With the right policy support, Agri-Photovoltaics (AgriPV) can move from pilot projects to large-scale adoption in India. 

• Policy Integration with PM-KUSUM: The government should formally include AgriPV under PM-KUSUM 2.0, which is India’s main scheme for solarising agriculture. At present, PM-KUSUM focuses on solar pumps and small solar plants.
• National Agri-Photovoltaics Mission: The government can launch a separate mission focused only on AgriPV, with a clear target (for example, 10 GW of capacity). This will give direction, funding, and policy focus to the sector. Right now, projects are scattered and small.
• Financial Support Mechanisms: Provide viability gap funding (VGF), subsidies, and concessional loans to reduce high initial costs and improve project viability.
• Clear Regulatory Framework: Define rules for land classification, grid connectivity, and tariff structures to reduce uncertainty and attract investment.
• Standardisation of Design: Develop technical guidelines for panel height, spacing, and crop combinations to minimise yield risks.
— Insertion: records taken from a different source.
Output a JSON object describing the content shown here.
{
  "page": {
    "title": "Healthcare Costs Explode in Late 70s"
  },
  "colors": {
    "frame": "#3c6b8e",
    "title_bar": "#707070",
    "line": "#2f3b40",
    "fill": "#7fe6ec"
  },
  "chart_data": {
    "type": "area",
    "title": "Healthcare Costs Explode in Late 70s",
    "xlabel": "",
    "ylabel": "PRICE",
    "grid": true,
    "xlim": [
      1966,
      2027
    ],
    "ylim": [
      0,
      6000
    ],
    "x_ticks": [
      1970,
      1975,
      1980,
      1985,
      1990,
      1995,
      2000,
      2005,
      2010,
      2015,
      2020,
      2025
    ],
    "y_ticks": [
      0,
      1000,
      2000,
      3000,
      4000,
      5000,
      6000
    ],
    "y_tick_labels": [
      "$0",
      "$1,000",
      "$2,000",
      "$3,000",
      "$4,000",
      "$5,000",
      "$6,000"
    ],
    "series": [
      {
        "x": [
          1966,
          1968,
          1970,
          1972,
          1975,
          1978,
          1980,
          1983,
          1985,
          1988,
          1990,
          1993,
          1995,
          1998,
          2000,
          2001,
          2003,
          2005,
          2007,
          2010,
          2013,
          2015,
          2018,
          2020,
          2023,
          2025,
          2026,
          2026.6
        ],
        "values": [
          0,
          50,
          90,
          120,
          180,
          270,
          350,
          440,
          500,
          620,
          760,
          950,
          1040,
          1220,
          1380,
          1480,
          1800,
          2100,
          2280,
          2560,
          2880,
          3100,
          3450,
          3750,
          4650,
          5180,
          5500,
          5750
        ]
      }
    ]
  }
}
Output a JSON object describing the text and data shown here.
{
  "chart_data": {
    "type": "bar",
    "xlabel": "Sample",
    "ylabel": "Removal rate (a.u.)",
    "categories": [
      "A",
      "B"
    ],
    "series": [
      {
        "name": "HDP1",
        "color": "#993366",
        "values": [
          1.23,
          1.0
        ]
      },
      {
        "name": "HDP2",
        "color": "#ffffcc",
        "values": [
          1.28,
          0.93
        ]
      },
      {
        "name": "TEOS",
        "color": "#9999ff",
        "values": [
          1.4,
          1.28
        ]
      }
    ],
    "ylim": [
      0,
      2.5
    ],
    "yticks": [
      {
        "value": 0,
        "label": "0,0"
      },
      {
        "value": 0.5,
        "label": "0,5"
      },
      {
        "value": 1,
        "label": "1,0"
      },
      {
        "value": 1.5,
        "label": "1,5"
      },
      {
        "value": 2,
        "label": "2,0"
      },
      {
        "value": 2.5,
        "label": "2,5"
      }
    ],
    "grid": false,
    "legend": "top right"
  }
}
• State Government Role: States should identify suitable clusters, simplify approvals, and create single-window clearances for faster implementation.
• Farmer Training and Capacity Building: Promote awareness and training through Krishi Vigyan Kendras (KVKs) and extension services for managing dual-use farming.
• Encourage Private Participation: Develop clear models for leasing, revenue-sharing, and PPPs to attract private investment.
• Strengthen R&D and Pilot Scaling: Support institutions to generate region-specific data on crop–panel combinations and scale successful pilot models.

Overall, with proper policy support, AgriPV can shift from scattered pilots to a more structured, scalable model, strengthening farmer incomes and easing land pressures.on land.